The published claims are specific: e-Tube delivers ten times the reach of passive copper at comparable cost, consumes one-third the power of optical interconnects, and achieves one-thousandth the latency. Those numbers come from Point2's own announcement and the KAIST paper. They have not been independently validated at scale in a production AI cluster. The Keysight collaboration is a test and measurement relationship, not a deployment announcement. No hyperscaler has publicly named Point2 as a supplier.

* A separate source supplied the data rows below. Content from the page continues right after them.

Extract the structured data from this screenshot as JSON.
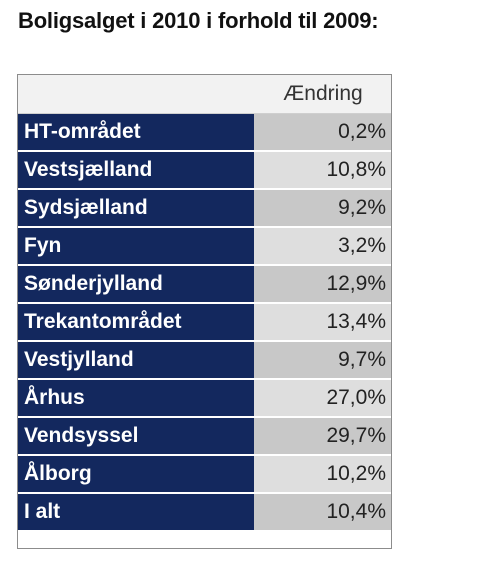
{
  "title": "Boligsalget i 2010 i forhold til 2009:",
  "table": {
    "header": {
      "region": "",
      "change": "Ændring"
    },
    "rows": [
      {
        "region": "HT-området",
        "change": "0,2%"
      },
      {
        "region": "Vestsjælland",
        "change": "10,8%"
      },
      {
        "region": "Sydsjælland",
        "change": "9,2%"
      },
      {
        "region": "Fyn",
        "change": "3,2%"
      },
      {
        "region": "Sønderjylland",
        "change": "12,9%"
      },
      {
        "region": "Trekantområdet",
        "change": "13,4%"
      },
      {
        "region": "Vestjylland",
        "change": "9,7%"
      },
      {
        "region": "Århus",
        "change": "27,0%"
      },
      {
        "region": "Vendsyssel",
        "change": "29,7%"
      },
      {
        "region": "Ålborg",
        "change": "10,2%"
      },
      {
        "region": "I alt",
        "change": "10,4%"
      }
    ]
  },
  "colors": {
    "name_column_bg": "#13285e",
    "name_text": "#ffffff",
    "value_bg_dark": "#c8c8c8",
    "value_bg_light": "#dedede",
    "header_bg": "#f2f2f2"
  }
}
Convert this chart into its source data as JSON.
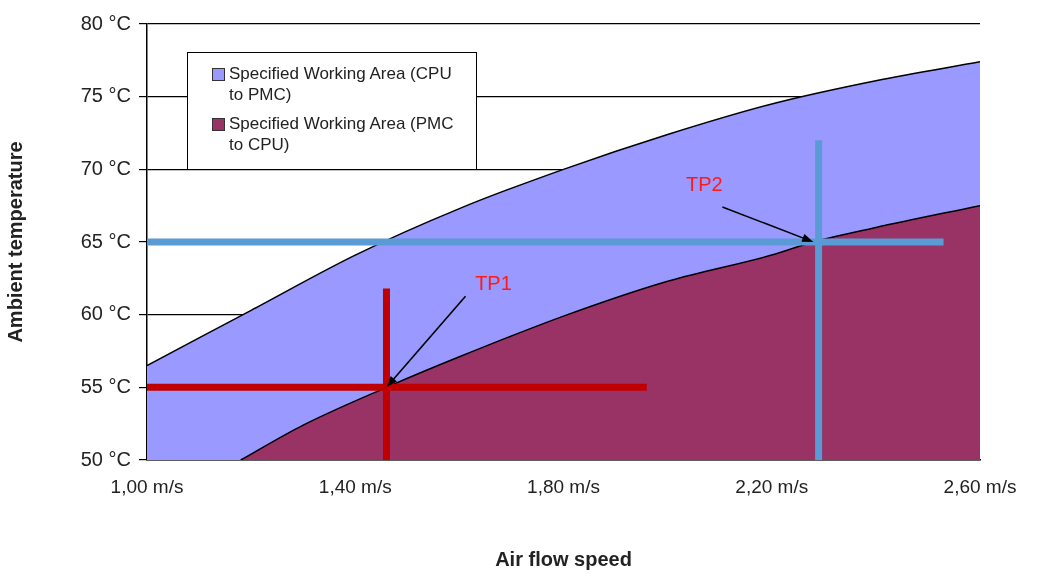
{
  "chart_data": {
    "type": "area",
    "xlabel": "Air flow speed",
    "ylabel": "Ambient temperature",
    "xlim": [
      1.0,
      2.6
    ],
    "ylim": [
      50,
      80
    ],
    "xticks": [
      {
        "value": 1.0,
        "label": "1,00 m/s"
      },
      {
        "value": 1.4,
        "label": "1,40 m/s"
      },
      {
        "value": 1.8,
        "label": "1,80 m/s"
      },
      {
        "value": 2.2,
        "label": "2,20 m/s"
      },
      {
        "value": 2.6,
        "label": "2,60 m/s"
      }
    ],
    "yticks": [
      {
        "value": 50,
        "label": "50 °C"
      },
      {
        "value": 55,
        "label": "55 °C"
      },
      {
        "value": 60,
        "label": "60 °C"
      },
      {
        "value": 65,
        "label": "65 °C"
      },
      {
        "value": 70,
        "label": "70 °C"
      },
      {
        "value": 75,
        "label": "75 °C"
      },
      {
        "value": 80,
        "label": "80 °C"
      }
    ],
    "grid": "y",
    "legend": "top left",
    "marker": "none",
    "line_style": "solid",
    "series": [
      {
        "name": "Specified Working Area (CPU to PMC)",
        "color": "#9999ff",
        "x": [
          1.0,
          1.2,
          1.4,
          1.6,
          1.8,
          2.0,
          2.2,
          2.4,
          2.6
        ],
        "values": [
          56.5,
          60.3,
          64.1,
          67.3,
          70.0,
          72.4,
          74.5,
          76.1,
          77.4
        ]
      },
      {
        "name": "Specified Working Area (PMC to CPU)",
        "color": "#993366",
        "x": [
          1.18,
          1.3,
          1.46,
          1.6,
          1.8,
          2.0,
          2.2,
          2.28,
          2.4,
          2.6
        ],
        "values": [
          50,
          52.4,
          55,
          57.1,
          59.9,
          62.3,
          64.1,
          65,
          66.0,
          67.5
        ]
      },
      {
        "type": "line",
        "color": "#c00000",
        "x": [
          1.0,
          1.96
        ],
        "values": [
          55,
          55
        ]
      },
      {
        "type": "line",
        "color": "#c00000",
        "x": [
          1.46,
          1.46
        ],
        "values": [
          50,
          61.8
        ]
      },
      {
        "type": "line",
        "color": "#5b9bd5",
        "x": [
          1.0,
          2.53
        ],
        "values": [
          65,
          65
        ]
      },
      {
        "type": "line",
        "color": "#5b9bd5",
        "x": [
          2.29,
          2.29
        ],
        "values": [
          50,
          72
        ]
      }
    ],
    "annotations": [
      {
        "text": "TP1",
        "x": 1.46,
        "y": 55
      },
      {
        "text": "TP2",
        "x": 2.28,
        "y": 65
      }
    ]
  }
}
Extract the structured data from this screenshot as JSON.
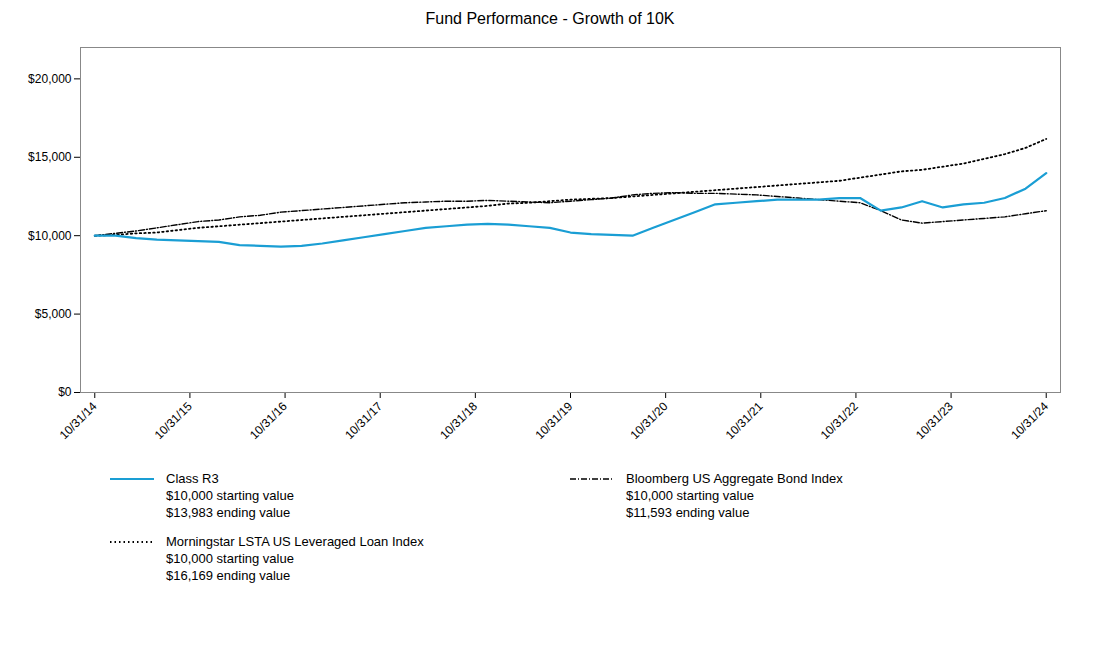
{
  "chart_data": {
    "type": "line",
    "title": "Fund Performance - Growth of 10K",
    "x": [
      0,
      0.2173913043,
      0.4347826087,
      0.652173913,
      0.8695652174,
      1.0869565217,
      1.3043478261,
      1.5217391304,
      1.7391304348,
      1.9565217391,
      2.1739130435,
      2.3913043478,
      2.6086956522,
      2.8260869565,
      3.0434782609,
      3.2608695652,
      3.4782608696,
      3.6956521739,
      3.9130434783,
      4.1304347826,
      4.347826087,
      4.5652173913,
      4.7826086957,
      5,
      5.2173913043,
      5.4347826087,
      5.652173913,
      5.8695652174,
      6.0869565217,
      6.3043478261,
      6.5217391304,
      6.7391304348,
      6.9565217391,
      7.1739130435,
      7.3913043478,
      7.6086956522,
      7.8260869565,
      8.0434782609,
      8.2608695652,
      8.4782608696,
      8.6956521739,
      8.9130434783,
      9.1304347826,
      9.347826087,
      9.5652173913,
      9.7826086957,
      10
    ],
    "xlim": [
      -0.15,
      10.15
    ],
    "xticks": [
      {
        "value": 0,
        "label": "10/31/14"
      },
      {
        "value": 1,
        "label": "10/31/15"
      },
      {
        "value": 2,
        "label": "10/31/16"
      },
      {
        "value": 3,
        "label": "10/31/17"
      },
      {
        "value": 4,
        "label": "10/31/18"
      },
      {
        "value": 5,
        "label": "10/31/19"
      },
      {
        "value": 6,
        "label": "10/31/20"
      },
      {
        "value": 7,
        "label": "10/31/21"
      },
      {
        "value": 8,
        "label": "10/31/22"
      },
      {
        "value": 9,
        "label": "10/31/23"
      },
      {
        "value": 10,
        "label": "10/31/24"
      }
    ],
    "ylim": [
      0,
      22000
    ],
    "yticks": [
      {
        "value": 0,
        "label": "$0"
      },
      {
        "value": 5000,
        "label": "$5,000"
      },
      {
        "value": 10000,
        "label": "$10,000"
      },
      {
        "value": 15000,
        "label": "$15,000"
      },
      {
        "value": 20000,
        "label": "$20,000"
      }
    ],
    "grid": false,
    "series": [
      {
        "name": "Class R3",
        "color": "#1a9ed4",
        "line_style": "solid",
        "annotations": [
          "$10,000 starting value",
          "$13,983 ending value"
        ],
        "values": [
          10000,
          10000,
          9850,
          9750,
          9700,
          9650,
          9600,
          9400,
          9350,
          9300,
          9350,
          9500,
          9700,
          9900,
          10100,
          10300,
          10500,
          10600,
          10700,
          10750,
          10700,
          10600,
          10500,
          10200,
          10100,
          10050,
          10000,
          10500,
          11000,
          11500,
          12000,
          12100,
          12200,
          12300,
          12300,
          12300,
          12400,
          12400,
          11600,
          11800,
          12200,
          11800,
          12000,
          12100,
          12400,
          13000,
          13983
        ]
      },
      {
        "name": "Morningstar LSTA US Leveraged Loan Index",
        "color": "#000000",
        "line_style": "dotted",
        "annotations": [
          "$10,000 starting value",
          "$16,169 ending value"
        ],
        "values": [
          10000,
          10050,
          10150,
          10200,
          10350,
          10500,
          10600,
          10700,
          10800,
          10900,
          11000,
          11100,
          11200,
          11300,
          11400,
          11500,
          11600,
          11700,
          11800,
          11900,
          12050,
          12100,
          12200,
          12300,
          12350,
          12400,
          12500,
          12600,
          12700,
          12800,
          12900,
          13000,
          13100,
          13200,
          13300,
          13400,
          13500,
          13700,
          13900,
          14100,
          14200,
          14400,
          14600,
          14900,
          15200,
          15600,
          16169
        ]
      },
      {
        "name": "Bloomberg US Aggregate Bond Index",
        "color": "#000000",
        "line_style": "dashdot",
        "annotations": [
          "$10,000 starting value",
          "$11,593 ending value"
        ],
        "values": [
          10000,
          10150,
          10300,
          10500,
          10700,
          10900,
          11000,
          11200,
          11300,
          11500,
          11600,
          11700,
          11800,
          11900,
          12000,
          12100,
          12150,
          12200,
          12200,
          12250,
          12200,
          12150,
          12100,
          12200,
          12300,
          12400,
          12600,
          12700,
          12750,
          12700,
          12700,
          12650,
          12600,
          12500,
          12400,
          12300,
          12200,
          12100,
          11600,
          11000,
          10800,
          10900,
          11000,
          11100,
          11200,
          11400,
          11593
        ]
      }
    ]
  }
}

There is a technical caveat worth knowing about. Viks, a semiconductor industry newsletter, published a detailed analysis of e-Tube last year and identified the microstrip-to-waveguide transition as a potential bandwidth scaling bottleneck. The electromagnetic coupling structure that guides the radio signal from the chip into the plastic waveguide limits usable bandwidth to roughly 50 to 70 gigahertz in the current implementation — which may be insufficient at 200G PAM4 and above. Whether that is a fundamental constraint or a solvable engineering problem is an open question.

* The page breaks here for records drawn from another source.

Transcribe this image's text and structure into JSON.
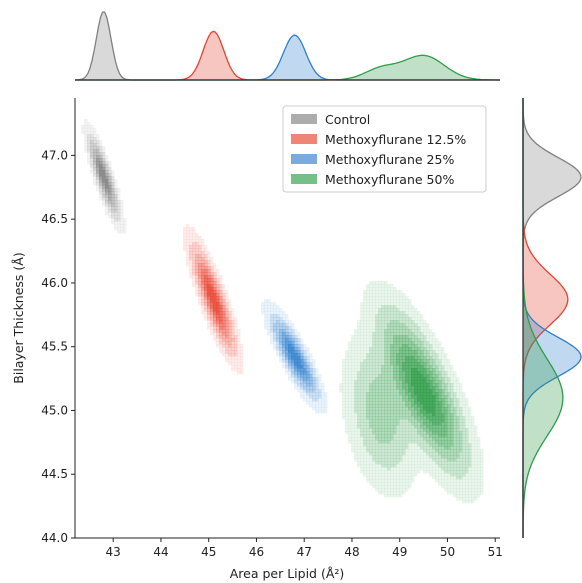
{
  "chart_data": {
    "type": "kde-joint",
    "title": "",
    "xlabel": "Area per Lipid (Å²)",
    "ylabel": "Bilayer Thickness (Å)",
    "xlim": [
      42.2,
      51.1
    ],
    "ylim": [
      44.0,
      47.45
    ],
    "xticks": [
      43,
      44,
      45,
      46,
      47,
      48,
      49,
      50,
      51
    ],
    "yticks": [
      44.0,
      44.5,
      45.0,
      45.5,
      46.0,
      46.5,
      47.0
    ],
    "grid": false,
    "legend_position": "top-right",
    "series": [
      {
        "name": "Control",
        "color": "#808080",
        "components": [
          {
            "mx": 42.8,
            "my": 46.83,
            "sx": 0.17,
            "sy": 0.17,
            "rho": -0.85,
            "w": 1.0
          }
        ]
      },
      {
        "name": "Methoxyflurane 12.5%",
        "color": "#e8422e",
        "components": [
          {
            "mx": 45.1,
            "my": 45.87,
            "sx": 0.24,
            "sy": 0.22,
            "rho": -0.85,
            "w": 1.0
          }
        ]
      },
      {
        "name": "Methoxyflurane 25%",
        "color": "#2f7fce",
        "components": [
          {
            "mx": 46.8,
            "my": 45.42,
            "sx": 0.26,
            "sy": 0.17,
            "rho": -0.85,
            "w": 1.0
          }
        ]
      },
      {
        "name": "Methoxyflurane 50%",
        "color": "#2e9c48",
        "components": [
          {
            "mx": 49.5,
            "my": 45.15,
            "sx": 0.48,
            "sy": 0.33,
            "rho": -0.75,
            "w": 1.0
          },
          {
            "mx": 48.6,
            "my": 44.98,
            "sx": 0.38,
            "sy": 0.3,
            "rho": -0.3,
            "w": 0.35
          }
        ]
      }
    ]
  }
}
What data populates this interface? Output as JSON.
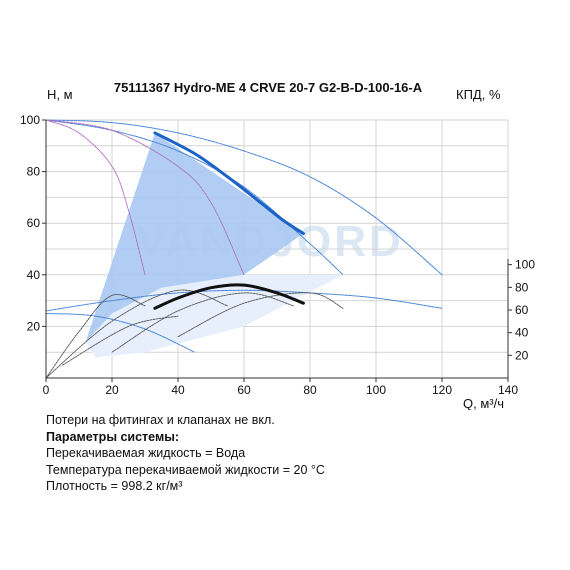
{
  "chart_data": {
    "type": "line",
    "title": "75111367 Hydro-ME 4 CRVE 20-7 G2-B-D-100-16-A",
    "ylabel_left": "H, м",
    "ylabel_right": "КПД, %",
    "xlabel": "Q, м³/ч",
    "watermark": "VANDJORD",
    "x_ticks": [
      "0",
      "20",
      "40",
      "60",
      "80",
      "100",
      "120",
      "140"
    ],
    "y_ticks": [
      "20",
      "40",
      "60",
      "80",
      "100"
    ],
    "y2_ticks": [
      "20",
      "40",
      "60",
      "80",
      "100"
    ],
    "xlim": [
      0,
      140
    ],
    "ylim": [
      0,
      100
    ],
    "y2lim": [
      0,
      100
    ],
    "grid": true,
    "colors": {
      "operating_range": "#a9c8f2",
      "extended_range": "#e6effb",
      "max_curve": "#1a63c8",
      "efficiency_curve": "#111111",
      "thin_blue": "#4a86d8",
      "thin_purple": "#b06ec0",
      "thin_gray": "#555555"
    },
    "series": [
      {
        "role": "head-max-speed",
        "x": [
          33,
          45,
          55,
          65,
          72,
          78
        ],
        "y": [
          95,
          87,
          78,
          68,
          61,
          56
        ]
      },
      {
        "role": "efficiency",
        "x": [
          33,
          40,
          50,
          60,
          70,
          78
        ],
        "y": [
          27,
          31,
          35,
          36,
          33,
          29
        ]
      },
      {
        "role": "head-speed-blue-1",
        "x": [
          0,
          20,
          40,
          60,
          80,
          100,
          120
        ],
        "y": [
          100,
          99,
          95,
          88,
          78,
          62,
          40
        ]
      },
      {
        "role": "head-speed-blue-2",
        "x": [
          0,
          20,
          40,
          60,
          80,
          90
        ],
        "y": [
          100,
          96,
          88,
          74,
          52,
          40
        ]
      },
      {
        "role": "head-speed-blue-3",
        "x": [
          0,
          20,
          40,
          60,
          80,
          100,
          120
        ],
        "y": [
          26,
          30,
          33,
          34,
          33,
          31,
          27
        ]
      },
      {
        "role": "head-speed-blue-4",
        "x": [
          0,
          15,
          30,
          45
        ],
        "y": [
          25,
          24,
          19,
          10
        ]
      },
      {
        "role": "purple-1",
        "x": [
          0,
          10,
          20,
          25,
          30
        ],
        "y": [
          100,
          95,
          82,
          65,
          40
        ]
      },
      {
        "role": "purple-2",
        "x": [
          0,
          20,
          40,
          50,
          60
        ],
        "y": [
          100,
          96,
          82,
          68,
          40
        ]
      },
      {
        "role": "gray-1",
        "x": [
          0,
          10,
          20,
          30
        ],
        "y": [
          0,
          18,
          32,
          28
        ]
      },
      {
        "role": "gray-2",
        "x": [
          0,
          20,
          40,
          55
        ],
        "y": [
          0,
          22,
          34,
          28
        ]
      },
      {
        "role": "gray-3",
        "x": [
          20,
          40,
          60,
          75
        ],
        "y": [
          10,
          26,
          33,
          28
        ]
      },
      {
        "role": "gray-4",
        "x": [
          40,
          60,
          80,
          90
        ],
        "y": [
          16,
          29,
          33,
          27
        ]
      },
      {
        "role": "gray-5",
        "x": [
          5,
          25,
          40
        ],
        "y": [
          5,
          20,
          24
        ]
      }
    ],
    "operating_range_polygon": {
      "x": [
        33,
        78,
        60,
        35,
        20,
        12
      ],
      "y": [
        95,
        56,
        40,
        35,
        25,
        14
      ]
    },
    "extended_range_polygon": {
      "x": [
        12,
        20,
        35,
        60,
        90,
        60,
        30,
        15
      ],
      "y": [
        14,
        25,
        35,
        40,
        40,
        20,
        10,
        8
      ]
    }
  },
  "notes": {
    "line1": "Потери на фитингах и клапанах не вкл.",
    "line2": "Параметры системы:",
    "line3": "Перекачиваемая жидкость = Вода",
    "line4": "Температура перекачиваемой жидкости = 20 °C",
    "line5": "Плотность = 998.2 кг/м³"
  }
}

NVIDIA's investment is consistent with a broader pattern of acquiring or investing in upstream interconnect technology rather than relying solely on merchant silicon. The company already owns Mellanox for InfiniBand and has built Spectrum-X for Ethernet. NVentures' stake in Point2 is a different kind of bet: not on a chip that competes with NVIDIA's products, but on a physical layer technology that could become essential to how AI clusters are wired if copper runs out of headroom and optics runs too hot.

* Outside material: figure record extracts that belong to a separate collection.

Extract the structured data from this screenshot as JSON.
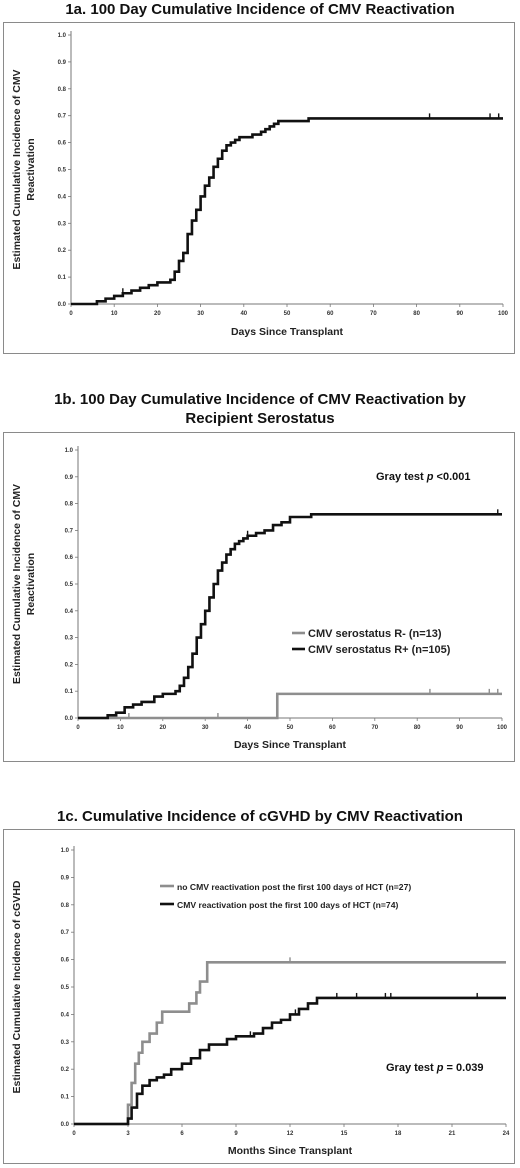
{
  "colors": {
    "black": "#111111",
    "gray": "#8e8e8e"
  },
  "chart_data": [
    {
      "type": "line",
      "step": true,
      "title": "1a. 100 Day Cumulative Incidence of CMV Reactivation",
      "xlabel": "Days  Since Transplant",
      "ylabel": [
        "Estimated  Cumulative  Incidence  of  CMV",
        "Reactivation"
      ],
      "xlim": [
        0,
        100
      ],
      "ylim": [
        0,
        1.0
      ],
      "xticks": [
        0,
        10,
        20,
        30,
        40,
        50,
        60,
        70,
        80,
        90,
        100
      ],
      "yticks": [
        0.0,
        0.1,
        0.2,
        0.3,
        0.4,
        0.5,
        0.6,
        0.7,
        0.8,
        0.9,
        1.0
      ],
      "series": [
        {
          "color": "black",
          "x": [
            0,
            6,
            8,
            10,
            12,
            14,
            16,
            18,
            20,
            23,
            24,
            25,
            26,
            27,
            28,
            29,
            30,
            31,
            32,
            33,
            34,
            35,
            36,
            37,
            38,
            39,
            40,
            42,
            44,
            45,
            46,
            47,
            48,
            50,
            52,
            55,
            100
          ],
          "y": [
            0,
            0.01,
            0.02,
            0.03,
            0.04,
            0.05,
            0.06,
            0.07,
            0.08,
            0.09,
            0.12,
            0.16,
            0.19,
            0.26,
            0.31,
            0.35,
            0.4,
            0.44,
            0.47,
            0.51,
            0.54,
            0.57,
            0.59,
            0.6,
            0.61,
            0.62,
            0.62,
            0.63,
            0.64,
            0.65,
            0.66,
            0.67,
            0.68,
            0.68,
            0.68,
            0.69,
            0.69
          ],
          "censor": [
            12,
            83,
            97,
            99
          ]
        }
      ]
    },
    {
      "type": "line",
      "step": true,
      "title": [
        "1b. 100 Day Cumulative Incidence of CMV Reactivation by",
        "Recipient Serostatus"
      ],
      "xlabel": "Days  Since  Transplant",
      "ylabel": [
        "Estimated  Cumulative  Incidence  of  CMV",
        "Reactivation"
      ],
      "xlim": [
        0,
        100
      ],
      "ylim": [
        0,
        1.0
      ],
      "xticks": [
        0,
        10,
        20,
        30,
        40,
        50,
        60,
        70,
        80,
        90,
        100
      ],
      "yticks": [
        0.0,
        0.1,
        0.2,
        0.3,
        0.4,
        0.5,
        0.6,
        0.7,
        0.8,
        0.9,
        1.0
      ],
      "annotation": "Gray test p <0.001",
      "series": [
        {
          "name": "CMV serostatus R- (n=13)",
          "color": "gray",
          "x": [
            0,
            47,
            100
          ],
          "y": [
            0,
            0.09,
            0.09
          ],
          "censor": [
            12,
            33,
            83,
            97,
            99
          ]
        },
        {
          "name": "CMV serostatus R+ (n=105)",
          "color": "black",
          "x": [
            0,
            7,
            9,
            11,
            13,
            15,
            18,
            20,
            23,
            24,
            25,
            26,
            27,
            28,
            29,
            30,
            31,
            32,
            33,
            34,
            35,
            36,
            37,
            38,
            39,
            40,
            42,
            44,
            46,
            48,
            50,
            52,
            55,
            100
          ],
          "y": [
            0,
            0.01,
            0.02,
            0.04,
            0.05,
            0.06,
            0.08,
            0.09,
            0.1,
            0.12,
            0.15,
            0.19,
            0.24,
            0.3,
            0.35,
            0.4,
            0.45,
            0.5,
            0.55,
            0.58,
            0.61,
            0.63,
            0.65,
            0.66,
            0.67,
            0.68,
            0.69,
            0.7,
            0.72,
            0.73,
            0.75,
            0.75,
            0.76,
            0.76
          ],
          "censor": [
            40,
            99
          ]
        }
      ]
    },
    {
      "type": "line",
      "step": true,
      "title": "1c. Cumulative Incidence of cGVHD by CMV Reactivation",
      "xlabel": "Months  Since  Transplant",
      "ylabel": [
        "Estimated  Cumulative  Incidence  of  cGVHD"
      ],
      "xlim": [
        0,
        24
      ],
      "ylim": [
        0,
        1.0
      ],
      "xticks": [
        0,
        3,
        6,
        9,
        12,
        15,
        18,
        21,
        24
      ],
      "yticks": [
        0.0,
        0.1,
        0.2,
        0.3,
        0.4,
        0.5,
        0.6,
        0.7,
        0.8,
        0.9,
        1.0
      ],
      "annotation": "Gray test p = 0.039",
      "series": [
        {
          "name": "no CMV reactivation post the first 100 days of HCT (n=27)",
          "color": "gray",
          "x": [
            0,
            3.0,
            3.2,
            3.4,
            3.6,
            3.8,
            4.2,
            4.6,
            4.9,
            6.0,
            6.4,
            6.8,
            7.0,
            7.4,
            24
          ],
          "y": [
            0,
            0.07,
            0.15,
            0.22,
            0.26,
            0.3,
            0.33,
            0.37,
            0.41,
            0.41,
            0.44,
            0.48,
            0.52,
            0.59,
            0.59
          ],
          "censor": [
            12
          ]
        },
        {
          "name": "CMV reactivation post the first 100 days of HCT (n=74)",
          "color": "black",
          "x": [
            0,
            3.0,
            3.2,
            3.5,
            3.8,
            4.2,
            4.6,
            5.0,
            5.4,
            6.0,
            6.5,
            7.0,
            7.5,
            8.5,
            9.0,
            10.0,
            10.5,
            11.0,
            11.5,
            12.0,
            12.5,
            13.0,
            13.5,
            24
          ],
          "y": [
            0,
            0.02,
            0.06,
            0.11,
            0.14,
            0.16,
            0.17,
            0.18,
            0.2,
            0.22,
            0.24,
            0.27,
            0.29,
            0.31,
            0.32,
            0.33,
            0.35,
            0.37,
            0.38,
            0.4,
            0.42,
            0.44,
            0.46,
            0.46
          ],
          "censor": [
            9.8,
            12.3,
            14.6,
            15.7,
            17.3,
            17.6,
            22.4
          ]
        }
      ]
    }
  ]
}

The 2026 BloombergNEF Pioneer award, cited in Point2's announcement, is an outside-industry validation signal. BloombergNEF makes money on research subscriptions and infrastructure analysis; it has no obvious commercial interest in promoting a specific interconnect startup. That gives the citation more weight than a press release quote from a venture partner.
What this is not: a confirmed deployment. A $76 million Series B extension is not proof that e-Tube is inside the next generation of NVIDIA's reference architecture. The investment tells you NVIDIA thinks the problem is worth owning a small option on, not that the problem is solved. The gap between a KAIST physics paper and a production AI interconnect is years and several engineering pivots.
What it is: evidence that the bottleneck conversation in AI infrastructure has moved from chips to wires, and that the wiring inside a data center is now a place where strategic capital is flowing. Point2 is not a story about a company that built something. It is a story about a problem that is becoming too expensive to ignore.